A expressão Direito Constitucional Internacional foi cunhada pelo jurista russo Bóris Mirkine-Guetzévitch (1892-1955), na primeira metade do século XX, no período entre guerras, oferecendo um insight precioso à compreensão do fenômeno constitucional, com o livro Droit Constitutionnel International, em 1933. Ele dava o tom das novas tendências do direito constitucional – título de outro livro do mesmo autor, indicando que “nas novas constituições, a tendência para a racionalização do poder manifesta-se também pela penetração do DIREITO INTERNACIONAL nos textos constitucionais, pelo reconhecimento da força obrigatória das normas de direito constitucional” (MIRKINE-GUETZÉVITCH, Bóris. Novas Tendências do Direito Constitucional. Tradução de Candido Motta Filho. São Paulo: Nacional, 1933, p. 95). Para ele, a expressão Direito Constitucional Internacional serviria para estudar as normas de direito interno que têm efeito internacional.

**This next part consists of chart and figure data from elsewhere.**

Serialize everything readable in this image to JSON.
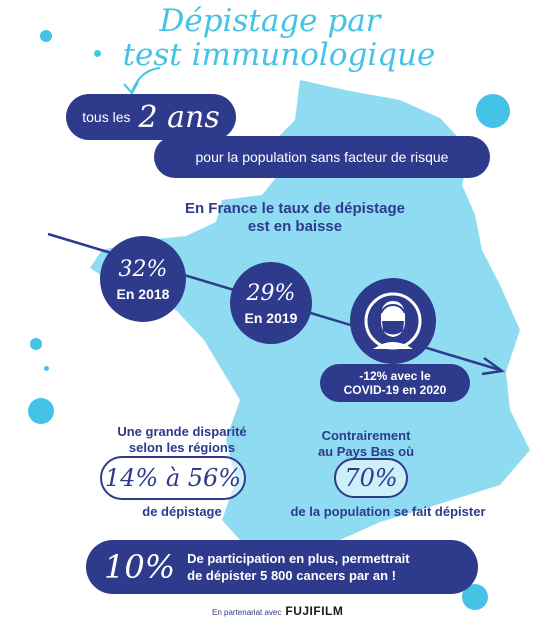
{
  "title": {
    "line1": "Dépistage par",
    "line2": "test immunologique"
  },
  "frequency": {
    "prefix": "tous les",
    "value": "2 ans",
    "population": "pour la population sans facteur de risque"
  },
  "trend": {
    "heading_line1": "En France le taux de dépistage",
    "heading_line2": "est en baisse",
    "rate_2018": {
      "value": "32%",
      "year": "En 2018"
    },
    "rate_2019": {
      "value": "29%",
      "year": "En 2019"
    },
    "covid": {
      "line1": "-12% avec le",
      "line2": "COVID-19 en 2020"
    }
  },
  "disparity": {
    "line1": "Une grande disparité",
    "line2": "selon les régions",
    "range": "14% à 56%",
    "suffix": "de dépistage"
  },
  "netherlands": {
    "line1": "Contrairement",
    "line2": "au Pays Bas où",
    "value": "70%",
    "suffix": "de la population se fait dépister"
  },
  "participation": {
    "value": "10%",
    "line1": "De participation en plus, permettrait",
    "line2_prefix": "de",
    "line2_bold": "dépister 5 800 cancers par an !"
  },
  "partner": {
    "text": "En partenariat avec",
    "brand": "FUJIFILM"
  },
  "colors": {
    "navy": "#2e3a8c",
    "cyan": "#45c3e6",
    "map": "#8fdcf2"
  }
}
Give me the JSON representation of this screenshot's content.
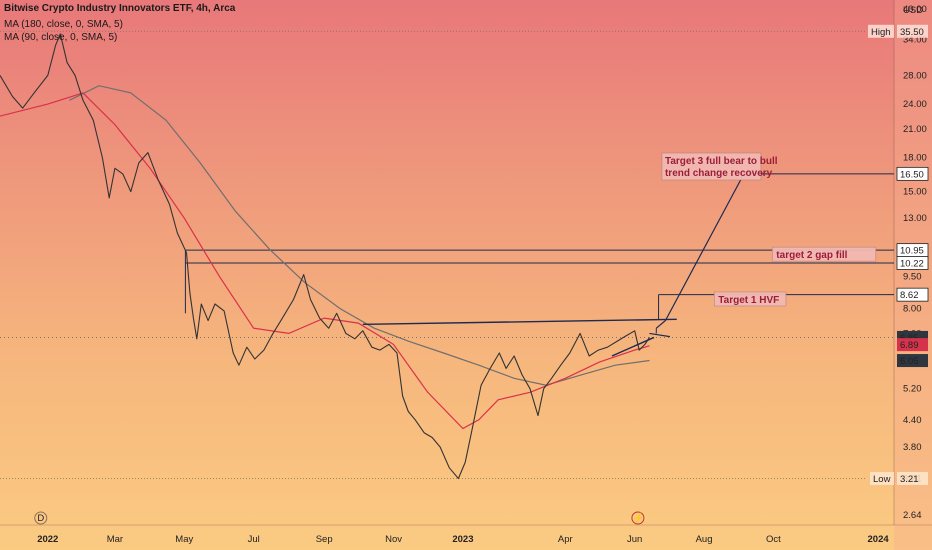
{
  "header": {
    "title": "Bitwise Crypto Industry Innovators ETF, 4h, Arca",
    "ma1": "MA (180, close, 0, SMA, 5)",
    "ma2": "MA (90, close, 0, SMA, 5)"
  },
  "colors": {
    "price": "#333333",
    "ma_red": "#d9314a",
    "ma_gray": "#6f6f6f",
    "level_line": "#1e2a50",
    "box_fill": "#f2b9b2",
    "label_red": "#d6334b",
    "label_gray": "#2f3640"
  },
  "chart_data": {
    "type": "line",
    "currency_label": "USD",
    "y_scale": "log",
    "ylim": [
      2.5,
      42
    ],
    "x_range": [
      "2021-11-20",
      "2024-01-15"
    ],
    "x_ticks": [
      {
        "date": "2022-01-01",
        "label": "2022",
        "bold": true
      },
      {
        "date": "2022-03-01",
        "label": "Mar",
        "bold": false
      },
      {
        "date": "2022-05-01",
        "label": "May",
        "bold": false
      },
      {
        "date": "2022-07-01",
        "label": "Jul",
        "bold": false
      },
      {
        "date": "2022-09-01",
        "label": "Sep",
        "bold": false
      },
      {
        "date": "2022-11-01",
        "label": "Nov",
        "bold": false
      },
      {
        "date": "2023-01-01",
        "label": "2023",
        "bold": true
      },
      {
        "date": "2023-04-01",
        "label": "Apr",
        "bold": false
      },
      {
        "date": "2023-06-01",
        "label": "Jun",
        "bold": false
      },
      {
        "date": "2023-08-01",
        "label": "Aug",
        "bold": false
      },
      {
        "date": "2023-10-01",
        "label": "Oct",
        "bold": false
      },
      {
        "date": "2024-01-01",
        "label": "2024",
        "bold": true
      }
    ],
    "y_ticks": [
      "2.64",
      "3.21",
      "3.80",
      "4.40",
      "5.20",
      "6.05",
      "6.89",
      "7.00",
      "8.00",
      "9.50",
      "10.95",
      "13.00",
      "15.00",
      "16.50",
      "18.00",
      "21.00",
      "24.00",
      "28.00",
      "34.00",
      "40.00"
    ],
    "y_tick_values": [
      2.64,
      3.21,
      3.8,
      4.4,
      5.2,
      6.05,
      6.89,
      7.0,
      8.0,
      9.5,
      10.95,
      13.0,
      15.0,
      16.5,
      18.0,
      21.0,
      24.0,
      28.0,
      34.0,
      40.0
    ],
    "price_series": [
      [
        "2021-11-20",
        28
      ],
      [
        "2021-12-01",
        25
      ],
      [
        "2021-12-10",
        23.5
      ],
      [
        "2021-12-20",
        25.5
      ],
      [
        "2022-01-01",
        28
      ],
      [
        "2022-01-08",
        33
      ],
      [
        "2022-01-12",
        35
      ],
      [
        "2022-01-18",
        30
      ],
      [
        "2022-01-25",
        28
      ],
      [
        "2022-02-01",
        24.5
      ],
      [
        "2022-02-10",
        22
      ],
      [
        "2022-02-18",
        18
      ],
      [
        "2022-02-24",
        14.5
      ],
      [
        "2022-03-01",
        17
      ],
      [
        "2022-03-08",
        16.5
      ],
      [
        "2022-03-15",
        15
      ],
      [
        "2022-03-22",
        17.5
      ],
      [
        "2022-03-30",
        18.5
      ],
      [
        "2022-04-08",
        16
      ],
      [
        "2022-04-18",
        14
      ],
      [
        "2022-04-25",
        12
      ],
      [
        "2022-05-03",
        10.8
      ],
      [
        "2022-05-06",
        8.7
      ],
      [
        "2022-05-09",
        7.6
      ],
      [
        "2022-05-12",
        6.8
      ],
      [
        "2022-05-16",
        8.2
      ],
      [
        "2022-05-22",
        7.5
      ],
      [
        "2022-05-28",
        8.2
      ],
      [
        "2022-06-05",
        7.9
      ],
      [
        "2022-06-13",
        6.3
      ],
      [
        "2022-06-18",
        5.9
      ],
      [
        "2022-06-25",
        6.5
      ],
      [
        "2022-07-02",
        6.1
      ],
      [
        "2022-07-10",
        6.4
      ],
      [
        "2022-07-18",
        7.0
      ],
      [
        "2022-07-25",
        7.5
      ],
      [
        "2022-08-05",
        8.4
      ],
      [
        "2022-08-14",
        9.6
      ],
      [
        "2022-08-20",
        8.4
      ],
      [
        "2022-08-28",
        7.6
      ],
      [
        "2022-09-05",
        7.2
      ],
      [
        "2022-09-12",
        7.8
      ],
      [
        "2022-09-20",
        7.0
      ],
      [
        "2022-09-28",
        6.8
      ],
      [
        "2022-10-05",
        7.1
      ],
      [
        "2022-10-13",
        6.5
      ],
      [
        "2022-10-20",
        6.4
      ],
      [
        "2022-10-28",
        6.6
      ],
      [
        "2022-11-04",
        6.3
      ],
      [
        "2022-11-09",
        5.0
      ],
      [
        "2022-11-14",
        4.6
      ],
      [
        "2022-11-20",
        4.4
      ],
      [
        "2022-11-28",
        4.1
      ],
      [
        "2022-12-05",
        4.0
      ],
      [
        "2022-12-12",
        3.8
      ],
      [
        "2022-12-20",
        3.4
      ],
      [
        "2022-12-28",
        3.21
      ],
      [
        "2023-01-03",
        3.5
      ],
      [
        "2023-01-10",
        4.3
      ],
      [
        "2023-01-17",
        5.3
      ],
      [
        "2023-01-25",
        5.8
      ],
      [
        "2023-02-02",
        6.3
      ],
      [
        "2023-02-08",
        5.8
      ],
      [
        "2023-02-15",
        6.2
      ],
      [
        "2023-02-22",
        5.6
      ],
      [
        "2023-03-01",
        5.2
      ],
      [
        "2023-03-08",
        4.5
      ],
      [
        "2023-03-13",
        5.2
      ],
      [
        "2023-03-20",
        5.5
      ],
      [
        "2023-03-28",
        5.9
      ],
      [
        "2023-04-05",
        6.3
      ],
      [
        "2023-04-14",
        7.0
      ],
      [
        "2023-04-22",
        6.2
      ],
      [
        "2023-04-30",
        6.4
      ],
      [
        "2023-05-08",
        6.5
      ],
      [
        "2023-05-16",
        6.7
      ],
      [
        "2023-05-24",
        6.9
      ],
      [
        "2023-06-01",
        7.1
      ],
      [
        "2023-06-05",
        6.4
      ],
      [
        "2023-06-10",
        6.6
      ],
      [
        "2023-06-14",
        6.85
      ]
    ],
    "ma_red_series": [
      [
        "2021-11-20",
        22.5
      ],
      [
        "2022-01-01",
        24
      ],
      [
        "2022-02-01",
        25.5
      ],
      [
        "2022-03-01",
        21.5
      ],
      [
        "2022-04-01",
        17
      ],
      [
        "2022-05-01",
        13
      ],
      [
        "2022-06-01",
        9.5
      ],
      [
        "2022-07-01",
        7.2
      ],
      [
        "2022-08-01",
        7.0
      ],
      [
        "2022-09-01",
        7.6
      ],
      [
        "2022-10-01",
        7.4
      ],
      [
        "2022-11-01",
        6.6
      ],
      [
        "2022-12-01",
        5.1
      ],
      [
        "2023-01-01",
        4.2
      ],
      [
        "2023-01-15",
        4.4
      ],
      [
        "2023-02-01",
        4.9
      ],
      [
        "2023-03-01",
        5.1
      ],
      [
        "2023-04-01",
        5.5
      ],
      [
        "2023-05-01",
        6.0
      ],
      [
        "2023-06-01",
        6.4
      ],
      [
        "2023-06-14",
        6.55
      ]
    ],
    "ma_gray_series": [
      [
        "2022-01-20",
        24.5
      ],
      [
        "2022-02-15",
        26.5
      ],
      [
        "2022-03-15",
        25.5
      ],
      [
        "2022-04-15",
        22
      ],
      [
        "2022-05-15",
        17.5
      ],
      [
        "2022-06-15",
        13.5
      ],
      [
        "2022-07-15",
        11
      ],
      [
        "2022-08-15",
        9.2
      ],
      [
        "2022-09-15",
        8.0
      ],
      [
        "2022-10-15",
        7.2
      ],
      [
        "2022-11-15",
        6.7
      ],
      [
        "2022-12-15",
        6.3
      ],
      [
        "2023-01-15",
        5.9
      ],
      [
        "2023-02-15",
        5.5
      ],
      [
        "2023-03-15",
        5.3
      ],
      [
        "2023-04-15",
        5.6
      ],
      [
        "2023-05-15",
        5.9
      ],
      [
        "2023-06-14",
        6.05
      ]
    ],
    "resistance_line": {
      "from": [
        "2022-10-05",
        7.35
      ],
      "to": [
        "2023-07-08",
        7.55
      ]
    },
    "support_line": {
      "from": [
        "2023-05-12",
        6.2
      ],
      "to": [
        "2023-06-18",
        6.85
      ]
    },
    "bracket_line": {
      "from": [
        "2023-06-14",
        7.0
      ],
      "to": [
        "2023-07-02",
        6.88
      ]
    },
    "projection_path": [
      [
        "2023-06-20",
        7.2
      ],
      [
        "2023-06-28",
        7.5
      ],
      [
        "2023-09-05",
        16.5
      ]
    ],
    "target_lines": [
      {
        "start": "2022-05-02",
        "value": 10.95,
        "price_label": "10.95",
        "text": "target 2 gap fill",
        "label_start": "2023-09-30",
        "label_end": "2023-12-30"
      },
      {
        "start": "2022-05-02",
        "value": 10.22,
        "price_label": "10.22",
        "text": "",
        "label_start": "",
        "label_end": ""
      },
      {
        "start": "2023-06-22",
        "value": 8.62,
        "price_label": "8.62",
        "text": "Target 1 HVF",
        "label_start": "2023-08-10",
        "label_end": "2023-10-12"
      },
      {
        "start": "2023-09-05",
        "value": 16.5,
        "price_label": "16.50",
        "text": "Target 3 full bear to bull trend change recovery",
        "label_start": "2023-06-25",
        "label_end": "2023-09-20"
      }
    ],
    "price_tags": [
      {
        "label": "16.50",
        "value": 16.5,
        "kind": "level"
      },
      {
        "label": "10.95",
        "value": 10.95,
        "kind": "level"
      },
      {
        "label": "10.22",
        "value": 10.22,
        "kind": "level"
      },
      {
        "label": "8.62",
        "value": 8.62,
        "kind": "level"
      },
      {
        "label": "6.85",
        "value": 6.85,
        "kind": "gray"
      },
      {
        "label": "6.89",
        "value": 6.59,
        "kind": "red"
      },
      {
        "label": "6.05",
        "value": 6.05,
        "kind": "gray"
      }
    ],
    "high": {
      "label": "High",
      "value_text": "35.50",
      "value": 35.5
    },
    "low": {
      "label": "Low",
      "value_text": "3.21",
      "value": 3.21
    },
    "event_markers": [
      {
        "date": "2022-01-01",
        "symbol": "D"
      },
      {
        "date": "2023-06-10",
        "symbol": "⚡"
      }
    ]
  }
}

O termo serviria para “designar o conjunto de regras constitucionais nacionais que, por seu conteúdo, se revelam de alcance internacional” (MIRKINE-GUETZÉVITCH. Boris. Evolução Constitucional Européia. Tradução de Marina de Godoy Bezerra. Rio de Janeiro: José Konfino, 1957, p. 131-132).

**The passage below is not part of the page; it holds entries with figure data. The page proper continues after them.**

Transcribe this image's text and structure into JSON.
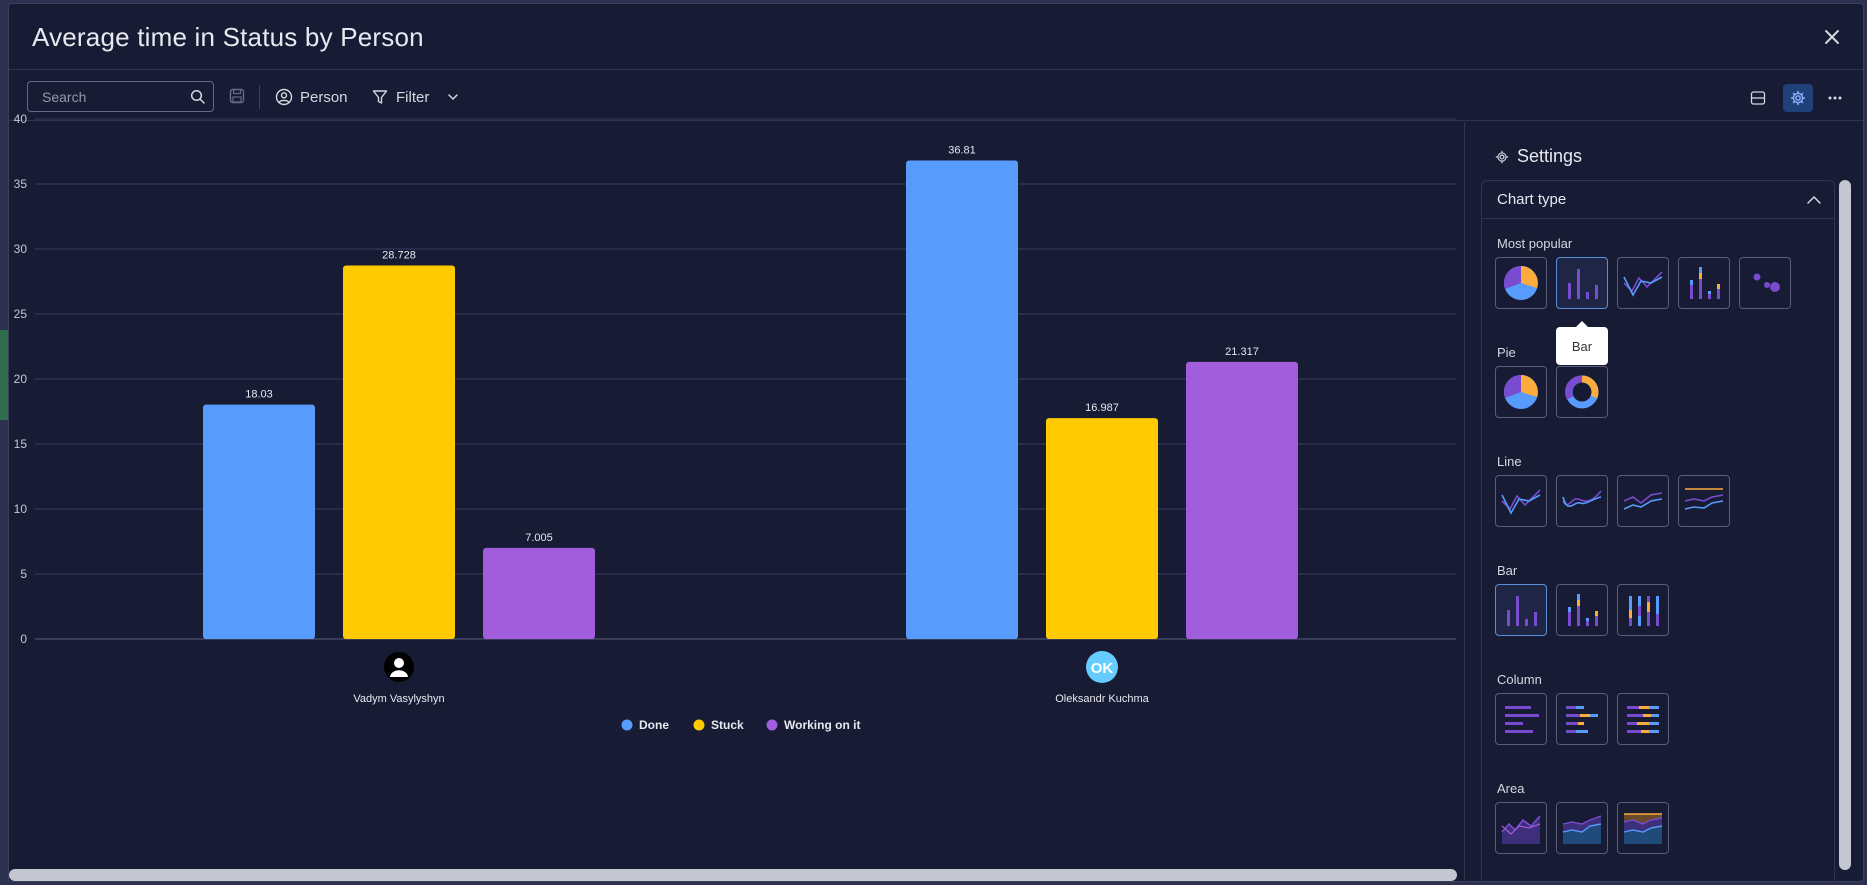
{
  "title": "Average time in Status by Person",
  "toolbar": {
    "search_placeholder": "Search",
    "person_label": "Person",
    "filter_label": "Filter"
  },
  "settings": {
    "title": "Settings",
    "chart_type_label": "Chart type",
    "groups": {
      "most_popular": "Most popular",
      "pie": "Pie",
      "line": "Line",
      "bar": "Bar",
      "column": "Column",
      "area": "Area"
    },
    "tooltip": "Bar"
  },
  "colors": {
    "done": "#579bfc",
    "stuck": "#ffcb00",
    "working": "#a25ddc",
    "background": "#181b34",
    "accent": "#20407a"
  },
  "chart_data": {
    "type": "bar",
    "categories": [
      "Vadym Vasylyshyn",
      "Oleksandr Kuchma"
    ],
    "avatars": [
      "person-silhouette",
      "OK"
    ],
    "series": [
      {
        "name": "Done",
        "color": "#579bfc",
        "values": [
          18.03,
          36.81
        ]
      },
      {
        "name": "Stuck",
        "color": "#ffcb00",
        "values": [
          28.728,
          16.987
        ]
      },
      {
        "name": "Working on it",
        "color": "#a25ddc",
        "values": [
          7.005,
          21.317
        ]
      }
    ],
    "data_labels": [
      [
        "18.03",
        "36.81"
      ],
      [
        "28.728",
        "16.987"
      ],
      [
        "7.005",
        "21.317"
      ]
    ],
    "yticks": [
      "0",
      "5",
      "10",
      "15",
      "20",
      "25",
      "30",
      "35",
      "40"
    ],
    "ylim": [
      0,
      40
    ],
    "grid": true,
    "legend": "bottom-center"
  }
}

Mirkine conduz sua perspectiva a partir da seguinte ótica: “A observação das relações internacionais leva-nos a constatar a indivisibilidade da paz e da democracia na realidade histórica, ou seja a estreita ligação entre a paz internacional e a liberdade interior”. E assevera ainda que a “democratização dos regimes internos conduz à pacificação da vida internacional; com o nascimento do Estado democrático, as relações entre Nações conhecem uma orientação nova: a técnica da liberdade no direito constitucional vai ao encontro da técnica da paz no direito internacional” (MIRKINE-GUETZÉVITCH. Boris. Evolução Constitucional Européia. Tradução de Marina de Godoy Bezerra. Rio de Janeiro: José Konfino, 1957, p. 131). Eis a relação com a questão do pacifismo jurídico, tema de outra postagem...

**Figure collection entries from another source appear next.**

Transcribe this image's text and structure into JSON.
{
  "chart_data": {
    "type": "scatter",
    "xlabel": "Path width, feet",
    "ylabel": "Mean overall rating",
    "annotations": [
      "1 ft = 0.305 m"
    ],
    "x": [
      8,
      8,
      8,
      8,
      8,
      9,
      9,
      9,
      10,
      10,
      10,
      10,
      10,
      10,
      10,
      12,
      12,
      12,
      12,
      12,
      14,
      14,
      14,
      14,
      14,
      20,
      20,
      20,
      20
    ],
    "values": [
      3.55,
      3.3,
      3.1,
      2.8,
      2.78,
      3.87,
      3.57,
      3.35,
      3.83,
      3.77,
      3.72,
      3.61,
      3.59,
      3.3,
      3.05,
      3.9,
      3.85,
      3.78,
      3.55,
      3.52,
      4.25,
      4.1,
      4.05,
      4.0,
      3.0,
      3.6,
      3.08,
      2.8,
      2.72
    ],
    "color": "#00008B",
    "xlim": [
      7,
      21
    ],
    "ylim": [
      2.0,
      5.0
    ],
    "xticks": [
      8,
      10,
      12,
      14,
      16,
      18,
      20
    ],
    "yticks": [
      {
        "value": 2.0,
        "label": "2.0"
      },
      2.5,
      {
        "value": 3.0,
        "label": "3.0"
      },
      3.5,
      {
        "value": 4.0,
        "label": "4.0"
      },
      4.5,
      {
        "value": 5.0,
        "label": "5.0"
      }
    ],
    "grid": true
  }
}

Tal perspectiva é retificada contemporaneamente por Cançado Trindade:
“Já não se justifica mais que o direito internacional e o direito constitucional continuem sendo abordados de forma estanque ou compartimentalizada, como o foram no passado. Já não pode haver dúvida de que as grandes transformações internas dos Estados repercutem no plano internacional, e a nova realidade neste assim formada provoca mudanças na evolução interna e no ordenamento constitucional dos Estados afetados. Ilustram-no, e.g., as profundas mudanças constitucionais que vêm ocorrendo nos países de Leste Europeu a partir de 1988-1989, visando a construção de novos Estados de Direito, durante cujo processo aqueles países foram levados gradualmente a tornar-se Partes dos dois Pactos de Direitos Humanos das Nações Unidas. Estas transformações têm, a um tempo, gerado um novo constitucionalismo assim como uma abertura à internacionalização da proteção dos direitos humanos” (TRINDADE, Antonio Augusto Cançado. Tratado de Direito Internacional dos Direitos Humanos. Porto Alegre: Sergio Antonio Fabris, 1997, v. 1, p. 403-404).
Tenho um artigo sobre a interconstitucionalidade comentando o assunto, redigido em parceria com o aluno Santiago Artur Sito, e a profa. Luciana Pena, publicado nos Anais do Conpedi de 2008.